Recipes
The slightly tart flavor of this cheese cake makes it a natural topped
with fresh berries.
Graham Cracker Crust
- 2 cups crushed graham crackers
- 1/4 cup butter, melted
- 2 tablespoons honey
- 1/2 teaspoon cinnamon
- dash of nutmeg
Instructions
- Combine ingredients well and press mixture firmly onto sides and bottom of an 8-inch pie pan or cheese cake pan.
- Bake for ten minutes at 350°.
- Cool before adding the filling.
Filling
- 16 ounces Redwood Hill Farm Plain Chevre
- 1 cup Redwood Hill Farm Plain or Vanilla Yogurt
- 3 eggs
- 1/4 cup milk
- 3 tablespoons melted butter
- 3 tablespoons honey or 5 tablespoons sugar
- 1 teaspoon vanilla
- grated rind of one organic lemon
Instructions
- Combine and beat eggs, chevre and yogurt. Beat until smooth. Add remaining ingredients, beating until well blended.

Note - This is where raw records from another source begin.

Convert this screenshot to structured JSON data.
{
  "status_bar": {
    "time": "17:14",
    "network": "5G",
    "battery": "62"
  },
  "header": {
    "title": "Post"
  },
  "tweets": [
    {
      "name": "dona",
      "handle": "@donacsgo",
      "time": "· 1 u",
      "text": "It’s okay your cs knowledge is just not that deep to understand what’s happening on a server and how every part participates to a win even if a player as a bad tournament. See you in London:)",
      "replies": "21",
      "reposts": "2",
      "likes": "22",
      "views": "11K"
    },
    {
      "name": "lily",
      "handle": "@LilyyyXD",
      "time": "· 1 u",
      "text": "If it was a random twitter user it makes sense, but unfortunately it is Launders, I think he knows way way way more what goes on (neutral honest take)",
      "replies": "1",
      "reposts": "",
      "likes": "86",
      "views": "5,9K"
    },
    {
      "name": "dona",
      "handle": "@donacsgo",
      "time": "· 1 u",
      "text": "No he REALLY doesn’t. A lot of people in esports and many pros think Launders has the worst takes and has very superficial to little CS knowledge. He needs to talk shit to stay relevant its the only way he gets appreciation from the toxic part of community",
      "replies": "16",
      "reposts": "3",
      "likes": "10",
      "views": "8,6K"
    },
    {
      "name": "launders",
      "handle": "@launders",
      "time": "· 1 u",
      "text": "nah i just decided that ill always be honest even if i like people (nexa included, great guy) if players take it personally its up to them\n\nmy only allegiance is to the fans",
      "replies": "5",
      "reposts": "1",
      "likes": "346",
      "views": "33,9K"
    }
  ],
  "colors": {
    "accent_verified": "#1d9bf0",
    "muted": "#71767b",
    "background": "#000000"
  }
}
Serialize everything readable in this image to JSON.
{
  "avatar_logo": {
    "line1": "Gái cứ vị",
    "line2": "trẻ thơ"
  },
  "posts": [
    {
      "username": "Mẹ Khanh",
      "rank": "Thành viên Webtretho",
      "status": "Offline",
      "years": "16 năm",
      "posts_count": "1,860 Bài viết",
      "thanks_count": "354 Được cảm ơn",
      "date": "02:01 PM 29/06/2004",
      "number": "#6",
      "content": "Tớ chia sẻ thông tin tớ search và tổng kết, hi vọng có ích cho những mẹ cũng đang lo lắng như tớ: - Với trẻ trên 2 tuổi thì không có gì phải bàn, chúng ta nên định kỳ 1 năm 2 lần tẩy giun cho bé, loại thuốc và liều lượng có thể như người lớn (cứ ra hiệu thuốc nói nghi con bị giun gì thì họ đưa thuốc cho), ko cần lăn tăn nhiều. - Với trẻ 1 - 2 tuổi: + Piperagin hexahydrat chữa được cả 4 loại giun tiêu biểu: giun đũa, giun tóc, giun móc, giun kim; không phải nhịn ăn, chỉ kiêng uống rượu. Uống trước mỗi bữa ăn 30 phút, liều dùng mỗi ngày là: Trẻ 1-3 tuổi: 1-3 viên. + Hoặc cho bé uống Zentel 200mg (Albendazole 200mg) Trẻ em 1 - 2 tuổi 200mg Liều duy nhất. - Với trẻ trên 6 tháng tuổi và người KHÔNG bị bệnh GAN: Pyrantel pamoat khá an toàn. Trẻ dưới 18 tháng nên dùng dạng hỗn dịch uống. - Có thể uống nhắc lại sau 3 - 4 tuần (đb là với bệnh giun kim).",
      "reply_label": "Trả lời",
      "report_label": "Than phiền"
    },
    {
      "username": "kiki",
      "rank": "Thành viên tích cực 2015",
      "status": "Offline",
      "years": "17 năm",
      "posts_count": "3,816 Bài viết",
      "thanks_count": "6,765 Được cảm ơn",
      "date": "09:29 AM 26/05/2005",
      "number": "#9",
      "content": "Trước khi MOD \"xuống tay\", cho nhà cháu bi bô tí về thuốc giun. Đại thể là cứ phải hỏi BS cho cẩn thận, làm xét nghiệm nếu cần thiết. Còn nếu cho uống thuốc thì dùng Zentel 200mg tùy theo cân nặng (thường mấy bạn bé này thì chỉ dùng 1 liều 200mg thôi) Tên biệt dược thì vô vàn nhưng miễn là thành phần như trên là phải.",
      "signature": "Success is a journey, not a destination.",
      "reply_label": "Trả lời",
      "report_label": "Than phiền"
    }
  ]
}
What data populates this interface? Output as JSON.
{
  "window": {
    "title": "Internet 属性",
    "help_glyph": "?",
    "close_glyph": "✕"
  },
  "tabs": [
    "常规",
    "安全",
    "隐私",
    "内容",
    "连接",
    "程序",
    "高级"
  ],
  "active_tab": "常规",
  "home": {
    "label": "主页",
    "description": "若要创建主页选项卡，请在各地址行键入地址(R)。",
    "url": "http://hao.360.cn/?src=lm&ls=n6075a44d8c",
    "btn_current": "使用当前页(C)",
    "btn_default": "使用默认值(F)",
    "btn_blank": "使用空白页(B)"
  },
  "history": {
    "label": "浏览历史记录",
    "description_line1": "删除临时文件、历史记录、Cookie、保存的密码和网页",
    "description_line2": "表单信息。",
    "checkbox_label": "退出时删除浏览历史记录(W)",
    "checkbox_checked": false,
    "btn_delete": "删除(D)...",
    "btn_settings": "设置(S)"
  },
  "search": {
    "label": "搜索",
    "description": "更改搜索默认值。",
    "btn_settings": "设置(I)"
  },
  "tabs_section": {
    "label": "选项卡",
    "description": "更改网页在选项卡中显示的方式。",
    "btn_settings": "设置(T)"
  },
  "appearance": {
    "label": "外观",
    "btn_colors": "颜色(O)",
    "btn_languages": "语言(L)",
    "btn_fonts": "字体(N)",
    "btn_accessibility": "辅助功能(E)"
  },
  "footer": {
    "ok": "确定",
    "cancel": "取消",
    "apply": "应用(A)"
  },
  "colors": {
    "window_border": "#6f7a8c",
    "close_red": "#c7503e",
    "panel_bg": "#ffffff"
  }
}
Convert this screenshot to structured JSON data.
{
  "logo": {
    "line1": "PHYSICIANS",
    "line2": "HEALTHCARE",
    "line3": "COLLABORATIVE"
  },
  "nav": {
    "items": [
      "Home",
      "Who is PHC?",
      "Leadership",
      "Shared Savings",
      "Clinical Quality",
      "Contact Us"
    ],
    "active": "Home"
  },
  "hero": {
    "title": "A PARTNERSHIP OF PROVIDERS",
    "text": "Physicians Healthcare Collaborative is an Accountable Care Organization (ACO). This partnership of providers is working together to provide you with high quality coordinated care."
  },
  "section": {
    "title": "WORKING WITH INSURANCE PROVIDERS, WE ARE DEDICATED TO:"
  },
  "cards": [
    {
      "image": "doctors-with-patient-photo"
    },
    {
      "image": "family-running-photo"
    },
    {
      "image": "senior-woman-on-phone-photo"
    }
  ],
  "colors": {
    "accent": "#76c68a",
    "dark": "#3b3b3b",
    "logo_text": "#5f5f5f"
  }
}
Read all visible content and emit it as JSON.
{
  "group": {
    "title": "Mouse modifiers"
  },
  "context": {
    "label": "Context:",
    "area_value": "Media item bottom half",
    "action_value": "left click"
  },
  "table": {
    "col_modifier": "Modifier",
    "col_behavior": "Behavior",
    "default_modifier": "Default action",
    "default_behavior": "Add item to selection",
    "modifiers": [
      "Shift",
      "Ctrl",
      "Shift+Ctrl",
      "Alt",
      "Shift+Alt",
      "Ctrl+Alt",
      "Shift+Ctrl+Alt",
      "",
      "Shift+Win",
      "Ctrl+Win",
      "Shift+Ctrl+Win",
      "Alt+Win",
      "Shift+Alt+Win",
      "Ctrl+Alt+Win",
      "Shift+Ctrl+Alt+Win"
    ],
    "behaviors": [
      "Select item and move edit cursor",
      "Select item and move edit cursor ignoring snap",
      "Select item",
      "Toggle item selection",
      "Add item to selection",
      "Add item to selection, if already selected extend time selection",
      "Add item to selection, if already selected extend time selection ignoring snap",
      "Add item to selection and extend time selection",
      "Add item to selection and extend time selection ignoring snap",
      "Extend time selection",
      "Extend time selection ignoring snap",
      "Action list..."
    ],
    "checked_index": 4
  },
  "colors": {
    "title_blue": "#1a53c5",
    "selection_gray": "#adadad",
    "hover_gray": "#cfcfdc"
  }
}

- Pour into cooled crust and bake at 450° for ten minutes. Cool oven to 350° and bake an additional 35 to 45 minutes (until toothpick comes out clean). Cool.
- If desired, mix 3/4 cup sour cream or crème fraiche, 1 tablespoon honey, 1/2 tablespoon vanilla and pour over cake.
- Bake 5 minutes at 425.
Let cake cool and chill well before serving.